We included 26 RCTs randomising 23,499 participants. All included studies assessed effects of ezetimibe plus other lipid-modifying drugs compared with other lipid-modifying drugs alone or plus placebo. Our findings were driven by the largest study (IMPROVE-IT), which had weights ranging from 41.5% to 98.4% in the different meta-analyses.
Ezetimibe with statins probably reduces the risk of major adverse cardiovascular events compared with statins alone (risk ratio (RR) 0.94, 95% confidence interval (CI) 0.90 to 0.98; a decrease from 284/1000 to 267/1000, 95% CI 256 to 278; 21,727 participants; 10 studies; moderate-quality evidence). Trials reporting all-cause mortality used ezetimibe with statin or fenofibrate and found they have little or no effect on this outcome (RR 0.98, 95% CI 0.91 to 1.05; 21,222 participants; 8 studies; high-quality evidence). Adding ezetimibe to statins probably reduces the risk of non-fatal myocardial infarction (MI) (RR 0.88, 95% CI 0.81 to 0.95; a decrease from 105/1000 to 92/1000, 95% CI 85 to 100; 21,145 participants; 6 studies; moderate-quality evidence) and non-fatal stroke (RR 0.83, 95% CI 0.71 to 0.97; a decrease 32/1000 to 27/1000, 95% CI 23 to 31; 21,205 participants; 6 studies; moderate-quality evidence). Trials reporting cardiovascular mortality added ezetimibe to statin or fenofibrate, probably having little or no effect on this outcome (RR 1.00, 95% CI 0.89 to 1.12; 19457 participants; 6 studies; moderate-quality evidence). The need for coronary revascularisation might be reduced by adding ezetimibe to statin (RR 0.94, 95% CI 0.89 to 0.99; a decrease from 196/1000 to 184/1000, 95% 175 to 194; 21,323 participants; 7 studies); however, no difference in coronary revascularisation rate was observed when a sensitivity analysis was limited to studies with a low risk of bias.
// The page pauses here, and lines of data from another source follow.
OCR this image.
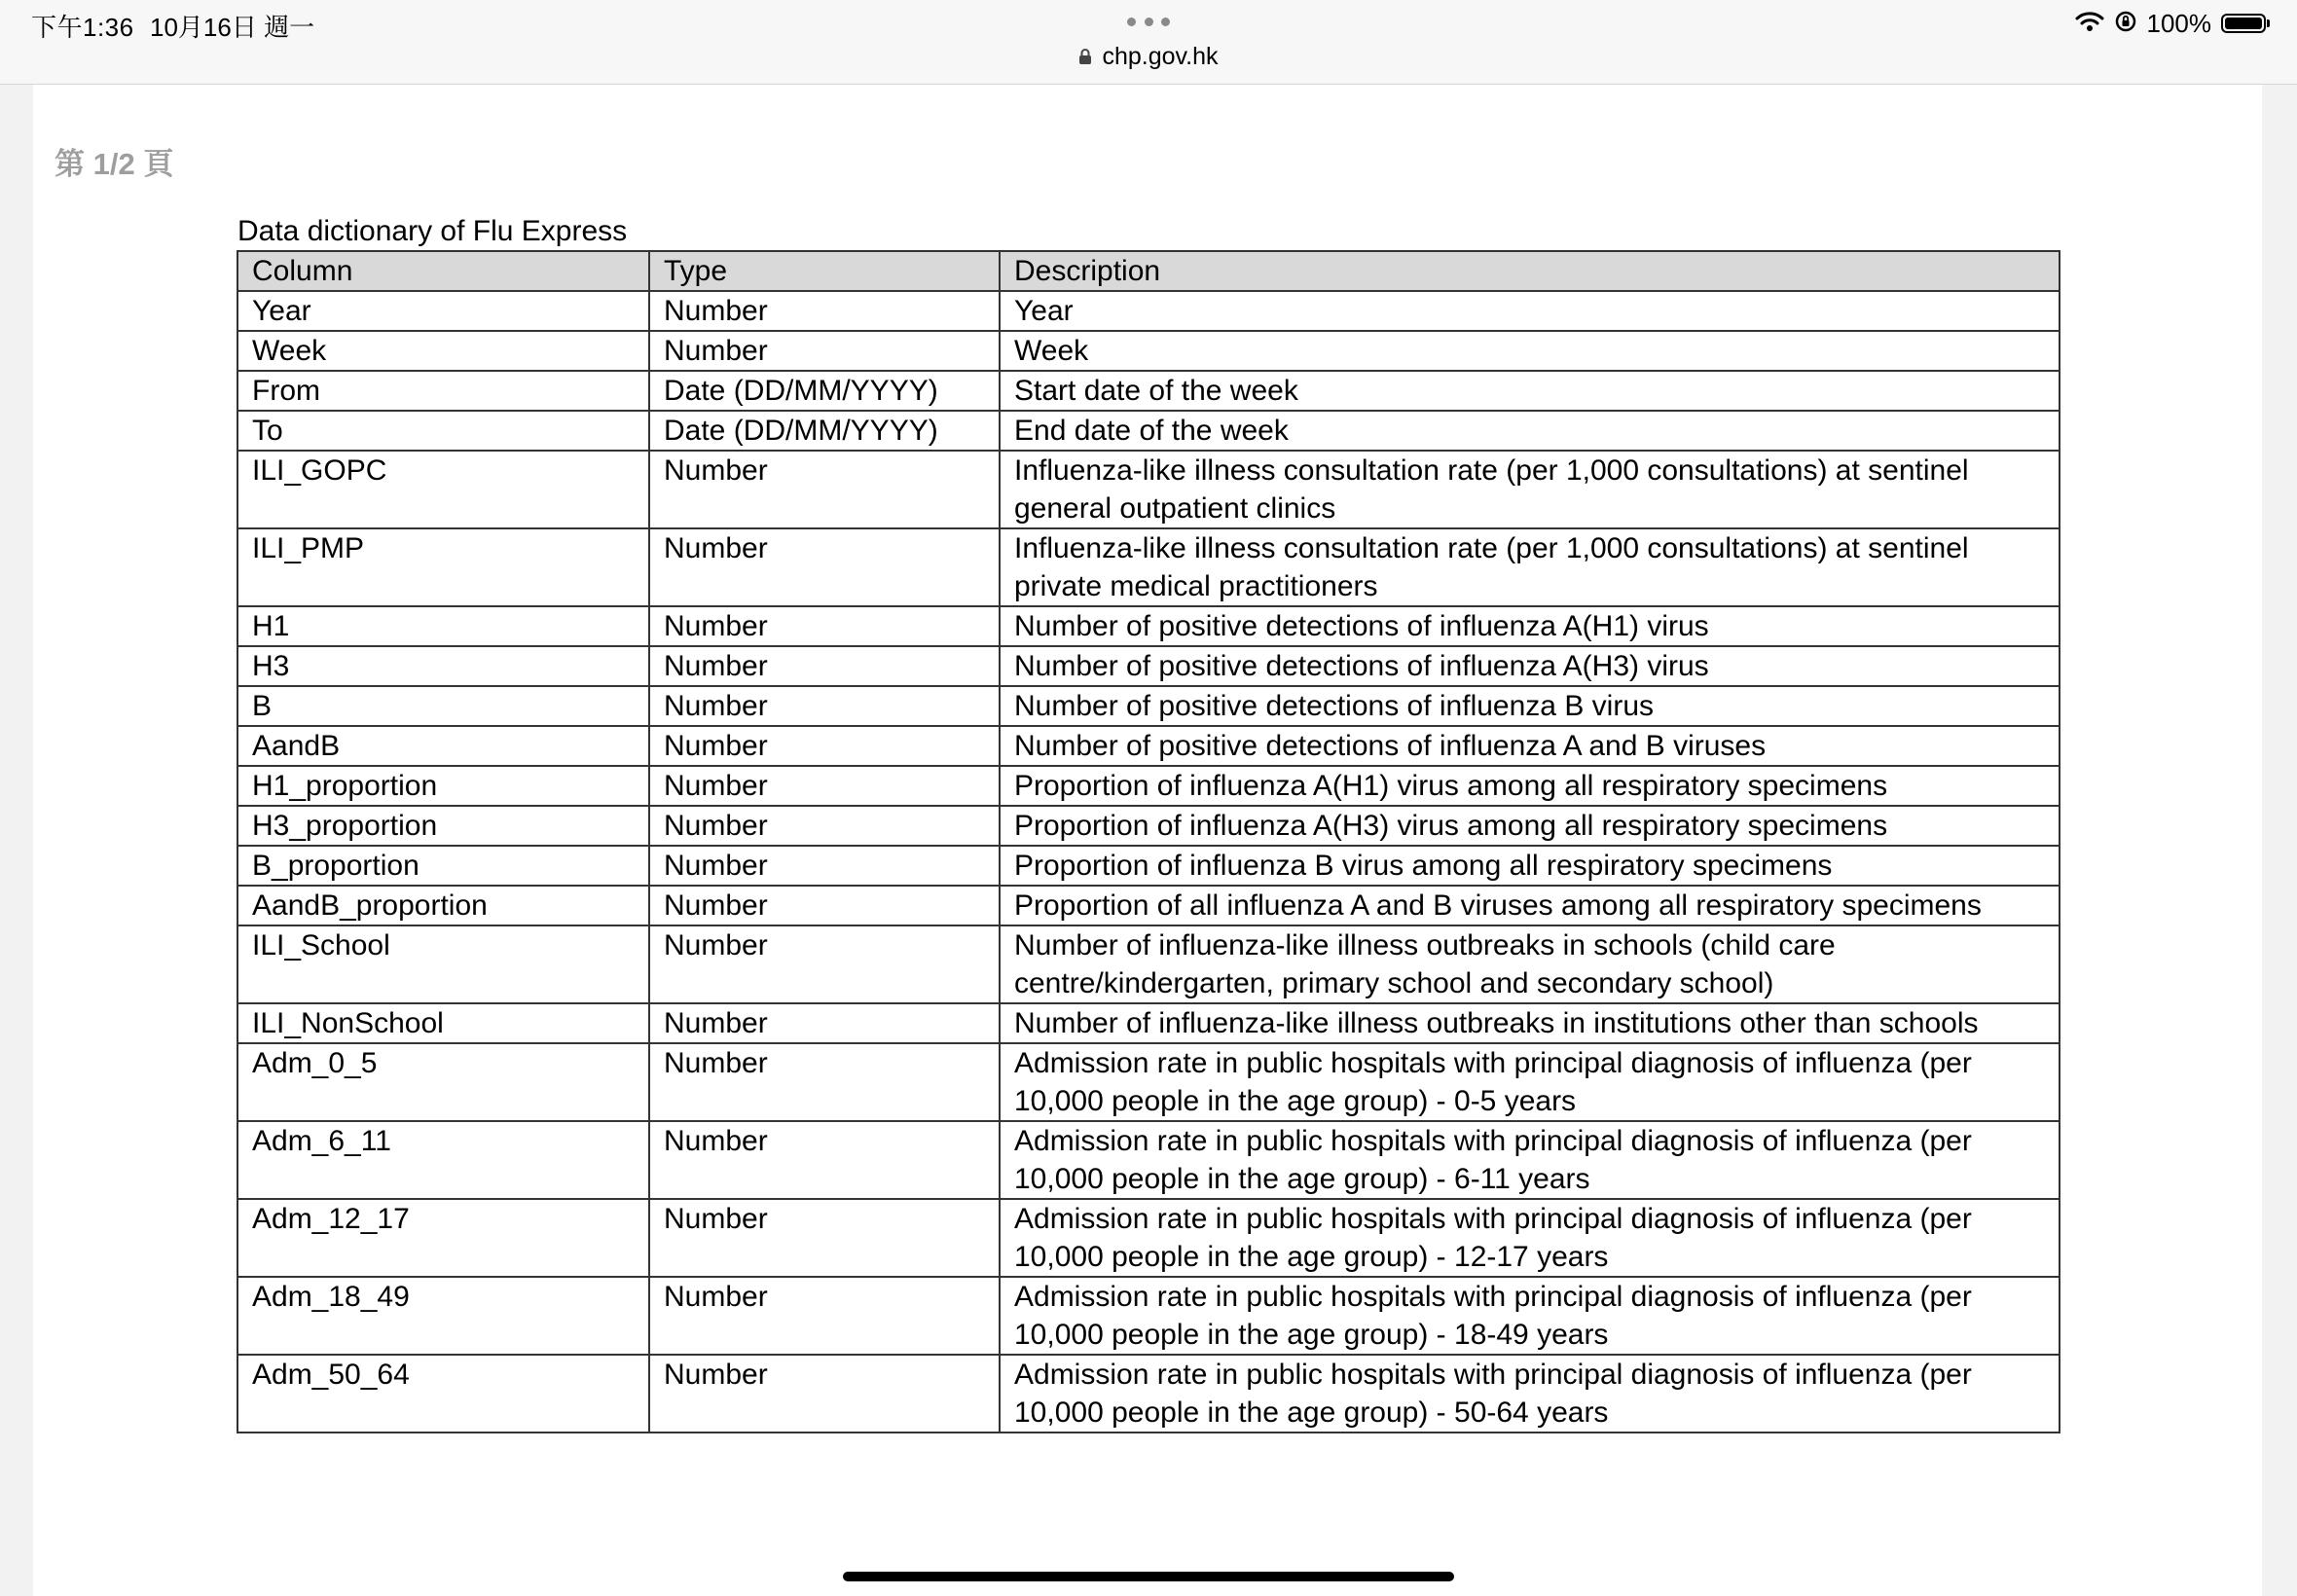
下午1:36 10月16日 週一
chp.gov.hk
100%
第 1/2 頁
Data dictionary of Flu Express
Column	Type	Description
Year	Number	Year
Week	Number	Week
From	Date (DD/MM/YYYY)	Start date of the week
To	Date (DD/MM/YYYY)	End date of the week
ILI_GOPC	Number	Influenza-like illness consultation rate (per 1,000 consultations) at sentinel general outpatient clinics
ILI_PMP	Number	Influenza-like illness consultation rate (per 1,000 consultations) at sentinel private medical practitioners
H1	Number	Number of positive detections of influenza A(H1) virus
H3	Number	Number of positive detections of influenza A(H3) virus
B	Number	Number of positive detections of influenza B virus
AandB	Number	Number of positive detections of influenza A and B viruses
H1_proportion	Number	Proportion of influenza A(H1) virus among all respiratory specimens
H3_proportion	Number	Proportion of influenza A(H3) virus among all respiratory specimens
B_proportion	Number	Proportion of influenza B virus among all respiratory specimens
AandB_proportion	Number	Proportion of all influenza A and B viruses among all respiratory specimens
ILI_School	Number	Number of influenza-like illness outbreaks in schools (child care centre/kindergarten, primary school and secondary school)
ILI_NonSchool	Number	Number of influenza-like illness outbreaks in institutions other than schools
Adm_0_5	Number	Admission rate in public hospitals with principal diagnosis of influenza (per 10,000 people in the age group) - 0-5 years
Adm_6_11	Number	Admission rate in public hospitals with principal diagnosis of influenza (per 10,000 people in the age group) - 6-11 years
Adm_12_17	Number	Admission rate in public hospitals with principal diagnosis of influenza (per 10,000 people in the age group) - 12-17 years
Adm_18_49	Number	Admission rate in public hospitals with principal diagnosis of influenza (per 10,000 people in the age group) - 18-49 years
Adm_50_64	Number	Admission rate in public hospitals with principal diagnosis of influenza (per 10,000 people in the age group) - 50-64 years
In terms of safety, adding ezetimibe to statins may make little or no difference in the risk of hepatopathy (RR 1.14, 95% CI 0.96 to 1.35; 20,687 participants; 4 studies; low-quality evidence). It is uncertain whether ezetimibe increase or decrease the risk of myopathy (RR 1.31, 95% CI 0.72 to 2.38; 20,581 participants; 3 studies; very low-quality evidence) and rhabdomyolysis, given the wide CIs and low event rate. Little or no difference in the risk of cancer, gallbladder-related disease and discontinuation due to adverse events were observed between treatment groups. For serum lipids, adding ezetimibe to statin or fenofibrate might further reduce the low-density lipoprotein cholesterol (LDL-C), total cholesterol and triglyceride levels and likely increase the high-density lipoprotein cholesterol levels; however, substantial heterogeneity was detected in most analyses.
None of the included studies reported on health-related quality of life.